天ぷら盛り合わせは、罪の味

 気を取り直して、天ぷらをいただきましょう。


 ドラゴンを追い払ったお礼として、無料でいただけるそうです。

 これはありがたい。


 アジ、イカ、エビなどの魚介と、新鮮なお野菜もありますよ。

 おナスがおいしそうです。


「それにしても」


 ヘンネフェルト国王が、わたしたちを見てアゴに手を当てました。


「どうしました?」

「イカにエビ、ナスか。うまそうだ」


 どうやら、わたしたちのドレスのカラーを見て、天ぷらを連想してしまったみたいです。


「娘を天ぷらに見立てるとか、いやらしい」


 ウル王女が憤慨しました。


「いや、なにも変な意味じゃねえよ! うまそうだなって話だ!」


 普段は超然とした態度を取る王も、娘の前ではタジタジですね。 


「では、冷めないうちにいただきましょう」

「そうっすね」


 全員すぐに箸を取り、天つゆに大根おろしを溶かします。

 乾杯なんて野暮なことは、致しません。


 国王は、エールを手にとっていましたが。


 もう食欲のほうが勝っていました。

 遠慮せずにいただいちゃいます。


 まずは、エビから口へ。


「おおおお、罪深うまい」


 プリプリのエビさんです。

 しばらく会話ができませんね、これは。

 当分の間、この引き締まった身を噛み締めていたいです。

 それでいてこの甘味ですよ。

 塩気だけではない、極上の旨味が広がっていきました。


 ドラゴンを追い払って、正解でしたね。


 彼には、どのような珍味も「エサ」としか見えなかったでしょう。

 この深みは、ドラゴンの脳では処理しきれないでしょう。


 続いて、アジを。


 これまた罪深うまい!

 お魚のうまさが、油とともに溢れ出しました。

 この味わいはなんなのでしょう。

 ライスでお迎えしなくては。

 ああ、もう完璧です。

 白身の魚は、白い糖質と組み合わせねば。


 それにしても、ライスが少ないですねえ。

 高級料亭って、こんな感じなのでしょうか?

 ガッツリいきたいです!


 お次は、イカでしょう。


 はい、文句なしに罪深うまい。


 噛む度に、ミチミチと身のおいしさが引き立ちます。

 

 わたしはイカに見立てられているようですが、ここまでのうまみなんて出ますかね?

 比較されるのもおこがましいですよ。

 料理ってのは、黙って目の前に出されたものをじっくりと味わってこそでしょう。

 それぞれによさがあるのです。


 おっと、思考が止まっていました。

 極上のパンチを受けたような衝撃でしたね。

 最高でした。


 えっと、ではおナスを。


「まあ、罪深うまい!」


 ジュワッときました。身から大量のオツユが吹き出しましたよ。

 こんなことってあるんですね。

 お野菜なのに、お魚やお米に負けない自己主張です。

 また、大根おろし入りの天つゆに合うこと。

 ライスが進んでしょうがありません。


 レンコンも、またいいですね。

 コリコリです。

 この噛みごたえもクセになりますよねぇ。


「お次は……この葉っぱはなんですか?」

「シソって言っていたな。東洋のサッパリした薬草らしい」


 なるほど。いただいてみましょう。


 ぬうおおお、サクサクで罪深うまい。


 こんなに薄っぺらいと、なんの味もしないと思いました。

 ところが、香りがおいしいのです!

 スッとする芳香が鼻へ抜けていき、ノドに謎の清涼感がひしめきました。

 こんな食材、初めてです。

 ワサビなる香辛料とも違う、独特の抜け感ですね。


 恐れ入りました。わたしは、まだまだ勉強が足りません。


「はああ、最高でした。
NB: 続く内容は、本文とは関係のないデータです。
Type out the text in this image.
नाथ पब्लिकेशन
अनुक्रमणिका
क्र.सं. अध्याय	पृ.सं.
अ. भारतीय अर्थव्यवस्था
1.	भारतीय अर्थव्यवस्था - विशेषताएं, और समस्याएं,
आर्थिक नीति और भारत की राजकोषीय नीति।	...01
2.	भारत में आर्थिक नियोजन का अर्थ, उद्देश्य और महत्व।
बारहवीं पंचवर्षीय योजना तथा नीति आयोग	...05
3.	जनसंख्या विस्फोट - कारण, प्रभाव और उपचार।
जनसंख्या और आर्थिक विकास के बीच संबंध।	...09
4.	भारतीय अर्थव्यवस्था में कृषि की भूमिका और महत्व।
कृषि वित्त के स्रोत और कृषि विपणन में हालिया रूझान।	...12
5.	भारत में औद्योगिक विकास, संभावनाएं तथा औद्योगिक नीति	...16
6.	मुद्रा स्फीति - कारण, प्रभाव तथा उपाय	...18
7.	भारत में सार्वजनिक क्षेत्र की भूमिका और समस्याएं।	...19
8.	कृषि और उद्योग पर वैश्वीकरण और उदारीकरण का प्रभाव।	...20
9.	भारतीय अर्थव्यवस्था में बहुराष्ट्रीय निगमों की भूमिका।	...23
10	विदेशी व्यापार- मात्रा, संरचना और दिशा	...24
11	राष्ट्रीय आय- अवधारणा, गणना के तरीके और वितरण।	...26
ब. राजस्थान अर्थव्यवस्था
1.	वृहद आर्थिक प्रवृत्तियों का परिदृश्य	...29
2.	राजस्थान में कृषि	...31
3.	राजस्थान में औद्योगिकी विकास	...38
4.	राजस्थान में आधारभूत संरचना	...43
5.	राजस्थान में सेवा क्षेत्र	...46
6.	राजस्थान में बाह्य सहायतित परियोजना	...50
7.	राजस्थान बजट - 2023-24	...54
ありがとうございます」


 わたしが礼を言うと、王がニヤリと笑います。


「フフン。まだ終わりじゃねえよ」


 なんですと?


「実は、わざと少なめにしていたんだ。実際、物足りねえだろ?」

「ええ。まだ入りますね」

「もうすぐ、メインが来るからよ」


 そうこうしているうちに、メインらしき料理が。


「うわあ! おソバですね!」


 現れたのは、人数分のお椀でした。